Do Observatório da Imprensa

http://observatorio.ultimosegundo.ig.com.br/artigos.asp?cod=489JDB012

Por Alberto Dines

Estranhamente, a imprensa também não se mobiliza para discutir a decisão do TSE, que não vai impedir a candidatura de cidadãos com ficha suja na Justiça.

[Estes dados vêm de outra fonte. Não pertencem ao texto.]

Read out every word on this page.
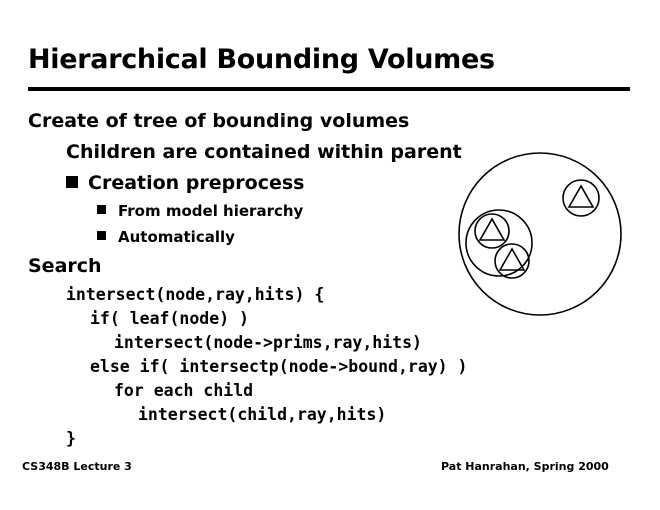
Hierarchical Bounding Volumes
Create of tree of bounding volumes
Children are contained within parent
Creation preprocess
From model hierarchy
Automatically
Search
intersect(node,ray,hits) {
if( leaf(node) )
intersect(node->prims,ray,hits)
else if( intersectp(node->bound,ray) )
for each child
intersect(child,ray,hits)
}
CS348B Lecture 3	Pat Hanrahan, Spring 2000
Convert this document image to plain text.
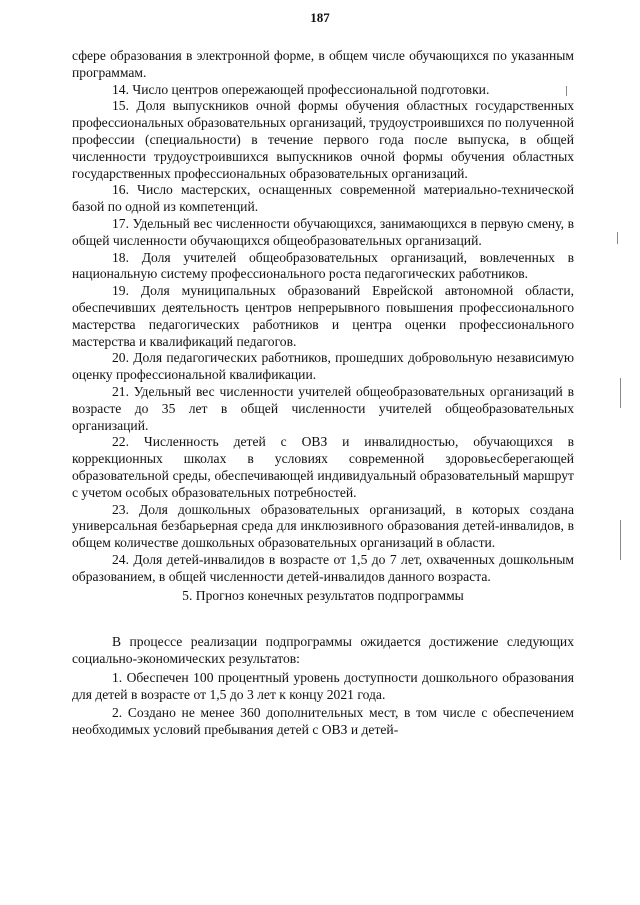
187

сфере образования в электронной форме, в общем числе обучающихся по указанным программам.

14. Число центров опережающей профессиональной подготовки.

15. Доля выпускников очной формы обучения областных государственных профессиональных образовательных организаций, трудоустроившихся по полученной профессии (специальности) в течение первого года после выпуска, в общей численности трудоустроившихся выпускников очной формы обучения областных государственных профессиональных образовательных организаций.

16. Число мастерских, оснащенных современной материально-технической базой по одной из компетенций.

17. Удельный вес численности обучающихся, занимающихся в первую смену, в общей численности обучающихся общеобразовательных организаций.

18. Доля учителей общеобразовательных организаций, вовлеченных в национальную систему профессионального роста педагогических работников.

19. Доля муниципальных образований Еврейской автономной области, обеспечивших деятельность центров непрерывного повышения профессионального мастерства педагогических работников и центра оценки профессионального мастерства и квалификаций педагогов.

20. Доля педагогических работников, прошедших добровольную независимую оценку профессиональной квалификации.

21. Удельный вес численности учителей общеобразовательных организаций в возрасте до 35 лет в общей численности учителей общеобразовательных организаций.

22. Численность детей с ОВЗ и инвалидностью, обучающихся в коррекционных школах в условиях современной здоровьесберегающей образовательной среды, обеспечивающей индивидуальный образовательный маршрут с учетом особых образовательных потребностей.

23. Доля дошкольных образовательных организаций, в которых создана универсальная безбарьерная среда для инклюзивного образования детей-инвалидов, в общем количестве дошкольных образовательных организаций в области.

24. Доля детей-инвалидов в возрасте от 1,5 до 7 лет, охваченных дошкольным образованием, в общей численности детей-инвалидов данного возраста.

5. Прогноз конечных результатов подпрограммы

В процессе реализации подпрограммы ожидается достижение следующих социально-экономических результатов:

1. Обеспечен 100 процентный уровень доступности дошкольного образования для детей в возрасте от 1,5 до 3 лет к концу 2021 года.

2. Создано не менее 360 дополнительных мест, в том числе с обеспечением необходимых условий пребывания детей с ОВЗ и детей-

Cada vez mais monotemática e cada vez menos abrangente, nossa imprensa está perdendo uma nova oportunidade de ajudar o saneamento político do país. Na terça-feira (10/6), o Tribunal Superior Eleitoral decidiu por quatro a três que um cidadão processado pode candidatar-se enquanto não for condenado em tribunal. Quem provocou a decisão foi o tribunal regional da Paraíba, que solicitava o embargo de candidatos com a ficha suja.

Na quarta-feira (11), só o Globo destacou a decisão do TSE e, na quinta, só o Globo manteve o assunto na primeira página, comentou o retrocesso do tribunal em editorial e na coluna de Merval Pereira. Nos jornalões paulistanos o silêncio, exceto no espaço do Estado de S.Paulo onde Dora Kramer expõe a sua dose diária de indignação. Enquanto isso, duas siglas míticas, a CNBB e a OAB, voltaram a juntar-se para protestar contra a decisão do TSE apoiadas por uma série de ONGs ligadas ao Movimento de Combate à Corrupção Eleitoral.

É compreensível o interesse do Estadão e da Folha nos casos da venda da Varig e da ressurreição da CPMF, mas a degradação do Poder Legislativo é uma questão de Estado, prioritária, antecede as demais. Enquanto nosso Legislativo, em todos os seus níveis, admitir parlamentares sem os atributos mínimos de decência, continuaremos a assistir à incessante exibição de escândalos e ilícitos.

Maus elementos

A qualificação moral dos representantes do povo é essencial para a qualidade da nossa República. As eleições municipais estão aí e, caso prevaleça a última decisão do TSE, teremos em outubro quase 60 mil novos vereadores no país (59.591), muitos dos quais deveriam estar há muito na cadeia.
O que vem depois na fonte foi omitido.